Come vedi il futuro della gestione dei servizi sociali assistenziali della nostra regione più orientata alla gestione pubblica o privata?

Per tutte le motivazioni e le risposte che finora ti ho dato è evidente che noi in modo forte chiaro e deciso da tempo immemore continueremo fino in fondo a chiedere la gestione pubblica. Per le motivazioni che ti dicevo ci sono degli ambiti storici e se l'intervento pubblico non funziona il compito è la responsabilità è delle istituzioni e del sindacato che glielo chiede. E' la messa in opera delle regole in funzionalità dei servizi pubblici a gestione diretta. Non siamo in grado, ma non per motivi ideologici o di convenienza professionale, perché come ti ho detto li dove il privato i servizi alla collettività li ha creati, viva il privato, ma lì dove storicamente i servizi sono pubblici è sempre stato. Se non funzionano si devono aggiustare. All'esternalizzazione, noi, di questi servizi ci opporremo e daremo subito corso al dialogo. Chiederemo il confronto e quant'altro, faremo le analisi ed opporremo ne siamo certi sempre le contro deduzioni necessarie per spiegare che l'esternalizzazione non comporta benefici ai servizi pubblici erogati sia di tipo economico che di tipo di risultato poi all'utenza.

Si di fatto hai anticipato l'ultima domanda che diceva nel caso ci fosse l'orientamento maggiore verso il privato come pensa di contrastare tale decisione da parte del governo regionale?

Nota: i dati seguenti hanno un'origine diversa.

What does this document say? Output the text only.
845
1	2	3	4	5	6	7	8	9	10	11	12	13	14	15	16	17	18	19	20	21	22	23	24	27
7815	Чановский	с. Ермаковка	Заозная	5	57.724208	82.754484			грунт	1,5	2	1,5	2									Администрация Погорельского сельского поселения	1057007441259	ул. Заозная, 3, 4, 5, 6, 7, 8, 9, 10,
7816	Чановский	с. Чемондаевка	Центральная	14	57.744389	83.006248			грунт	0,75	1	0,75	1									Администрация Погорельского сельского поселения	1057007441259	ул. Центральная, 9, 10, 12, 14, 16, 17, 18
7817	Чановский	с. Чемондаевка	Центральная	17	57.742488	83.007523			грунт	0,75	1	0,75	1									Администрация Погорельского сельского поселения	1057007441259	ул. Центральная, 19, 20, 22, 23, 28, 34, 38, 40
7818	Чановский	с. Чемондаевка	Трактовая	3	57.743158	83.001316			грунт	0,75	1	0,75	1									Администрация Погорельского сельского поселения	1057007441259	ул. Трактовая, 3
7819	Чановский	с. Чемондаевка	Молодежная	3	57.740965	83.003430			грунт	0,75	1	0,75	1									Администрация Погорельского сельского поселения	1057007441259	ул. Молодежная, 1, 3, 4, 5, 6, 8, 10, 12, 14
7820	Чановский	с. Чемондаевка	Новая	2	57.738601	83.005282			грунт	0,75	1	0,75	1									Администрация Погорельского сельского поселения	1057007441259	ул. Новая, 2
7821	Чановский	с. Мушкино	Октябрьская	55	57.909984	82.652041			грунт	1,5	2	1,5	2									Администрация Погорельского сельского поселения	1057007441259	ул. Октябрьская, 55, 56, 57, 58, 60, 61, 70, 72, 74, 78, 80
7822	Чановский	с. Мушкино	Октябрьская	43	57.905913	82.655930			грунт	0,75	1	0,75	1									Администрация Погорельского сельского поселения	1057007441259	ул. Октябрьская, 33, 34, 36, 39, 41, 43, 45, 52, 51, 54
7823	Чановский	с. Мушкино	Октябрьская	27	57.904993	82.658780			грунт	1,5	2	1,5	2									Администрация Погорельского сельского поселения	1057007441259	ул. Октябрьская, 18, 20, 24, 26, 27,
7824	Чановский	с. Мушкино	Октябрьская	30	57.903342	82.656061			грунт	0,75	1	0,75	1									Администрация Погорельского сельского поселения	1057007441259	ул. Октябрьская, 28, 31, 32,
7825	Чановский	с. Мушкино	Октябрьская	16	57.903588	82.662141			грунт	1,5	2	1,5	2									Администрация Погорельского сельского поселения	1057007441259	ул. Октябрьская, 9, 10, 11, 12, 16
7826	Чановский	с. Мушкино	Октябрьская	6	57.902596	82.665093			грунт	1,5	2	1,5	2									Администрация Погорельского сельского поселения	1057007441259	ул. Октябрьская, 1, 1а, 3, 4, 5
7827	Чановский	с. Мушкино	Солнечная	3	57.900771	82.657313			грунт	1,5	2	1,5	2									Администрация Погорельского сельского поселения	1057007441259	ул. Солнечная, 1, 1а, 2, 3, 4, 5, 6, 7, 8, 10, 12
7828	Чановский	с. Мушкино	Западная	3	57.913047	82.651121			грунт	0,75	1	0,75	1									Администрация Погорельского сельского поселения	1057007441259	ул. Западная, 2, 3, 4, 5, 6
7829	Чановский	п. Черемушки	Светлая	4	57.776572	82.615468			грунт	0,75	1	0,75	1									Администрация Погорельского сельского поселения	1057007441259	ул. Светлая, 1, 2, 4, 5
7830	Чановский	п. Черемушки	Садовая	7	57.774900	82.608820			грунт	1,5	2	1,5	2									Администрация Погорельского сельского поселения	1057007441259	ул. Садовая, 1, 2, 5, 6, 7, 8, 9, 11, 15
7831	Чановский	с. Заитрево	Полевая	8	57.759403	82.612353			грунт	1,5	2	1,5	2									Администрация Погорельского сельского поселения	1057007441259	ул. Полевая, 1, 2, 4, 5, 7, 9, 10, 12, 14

Ci sono dei dati che condivido con te Roberto che ci sono degli indirizzi che è nel momento in cui prendono una direzione o ci ascoltano e quindi c'è il confronto e quindi ci sono le argomentazioni e poi ci sono le scelte che per carità la politica fa. Poi sappiamo che degli indirizzi vengono presi a prescindere senza confronto e quant'altro e se fosse una di quelle situazioni come questi giorni è apparso di un sindacato corporativo che ha minacciato la corte dei conti su variney. Io credo che allo stato attuale delle cose noi non siamo in grado di dimostrare alla corte dei conti che ci sia uno spreco e di spesa pubblica ma se sarà necessario lo faremo. Quando avremo le prove chiare inconfutabili e questo anche sulla monte Emilius, sull'esternalizzazione paventata del sad. Sesso identico discorso. Noi stiamo stiamo chiedendo un confronto che ancora non abbiamo avuto a onor del vero, e useremo tutti gli strumenti di cui sindacati sono in potere, fino allo stato di agitazione e quindi tutto ciò che è necessario, perché ci devono ancora dimostrare come noi abbiamo sempre dimostrato, quello che ti ho detto prima. Ti dirò di più. C'è un precedente, ritornando al jb festaz, in questi termini, per cui i sindacati riuscirono ad opporsi all'esternalizzazione a dimostrarlo proprio sul jb festaz. Nel 2012 era stato presentato un disegno di legge di esternalizzaizone che però riuscimmo a controdedurre a quel consiglio a quella giunta. Non ricordo neanche chi ci fosse in quel periodo ma egli dovette constatare che i sindacati avevano ragione e cioè che l'esternalizzazione non sarebbe stata né economica né efficiente né efficace. Quindi noi continueremo su quella stessa identica strada.